Freezing water is a physical change, NOT a chemical one.

Water molecules remain as water molecules, still with two hydrogen atoms and a singular oxygen atom. Therefore, no chemical changes occur during its frozen/freezing state.

Instead, the water molecules arrange in a regular manner and adopt what is known as a crystalline structure.

Why is Freezing Water A Physical Change and How Does It Occur?

Frozen water undergoes a physical change because the ice still has the same molecular components as when it was in a liquid state.

The only change that occurred is a physical change of state. Like melted butter, freezing water only changes state, but holds the same composition as its original form.

Water is still water, just in a solid (frozen) form. The water in a solid form has expanded its shape and that is because it has changed states, but once again contains the same composition just like how butter expands in a liquid state.

Lastly, this change is can be easily reversed as we can heat the ice for it to turn back into a liquid form. Yes, that is correct! most physical changes are reversible as they are generally caused by temperature, motion, or pressure.

Is Freezing Water A Chemical Change

ALSO SEE: Is Cooking an Egg a Chemical Change?

The Freezing of Water Is A Chemical Change, True Or False


Solidified water (Ice) undergoes a physical change, not a chemical one.

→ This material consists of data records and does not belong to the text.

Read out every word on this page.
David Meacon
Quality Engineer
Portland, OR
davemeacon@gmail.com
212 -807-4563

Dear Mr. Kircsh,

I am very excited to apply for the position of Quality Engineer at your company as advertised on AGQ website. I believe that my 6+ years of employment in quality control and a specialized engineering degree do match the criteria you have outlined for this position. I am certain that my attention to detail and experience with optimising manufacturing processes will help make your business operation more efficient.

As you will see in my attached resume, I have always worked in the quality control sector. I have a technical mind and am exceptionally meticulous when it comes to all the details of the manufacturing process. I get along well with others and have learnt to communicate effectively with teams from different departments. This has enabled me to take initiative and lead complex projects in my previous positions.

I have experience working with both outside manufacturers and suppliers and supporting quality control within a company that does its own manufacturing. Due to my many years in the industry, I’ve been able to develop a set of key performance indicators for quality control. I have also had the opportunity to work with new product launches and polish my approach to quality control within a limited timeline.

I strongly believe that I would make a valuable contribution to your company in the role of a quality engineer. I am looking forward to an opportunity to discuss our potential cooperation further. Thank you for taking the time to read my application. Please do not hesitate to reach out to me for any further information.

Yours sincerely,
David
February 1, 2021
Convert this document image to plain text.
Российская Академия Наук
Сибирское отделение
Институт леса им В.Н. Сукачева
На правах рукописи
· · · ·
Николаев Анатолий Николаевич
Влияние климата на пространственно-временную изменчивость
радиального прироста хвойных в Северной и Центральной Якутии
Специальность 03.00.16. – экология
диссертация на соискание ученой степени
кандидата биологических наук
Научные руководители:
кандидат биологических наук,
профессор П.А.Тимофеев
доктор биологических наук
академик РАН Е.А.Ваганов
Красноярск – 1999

In chemical changes, the substance cannot be altered into its original state because it already has a new identity and composition.

In the case of freezing water, the particles of the water did not change their composition. This is the reason why the ice can be returned to its original state.

Once it melts due to heat, it becomes liquid water again.

Is Water Evaporating A Chemical Change?

Evaporation of water and freezing of ice are physical changes because water can be brought back to its original (liquid) form by:

Cooling down the vapors to bring back their state to liquid.

Heating the ice to bring back the water.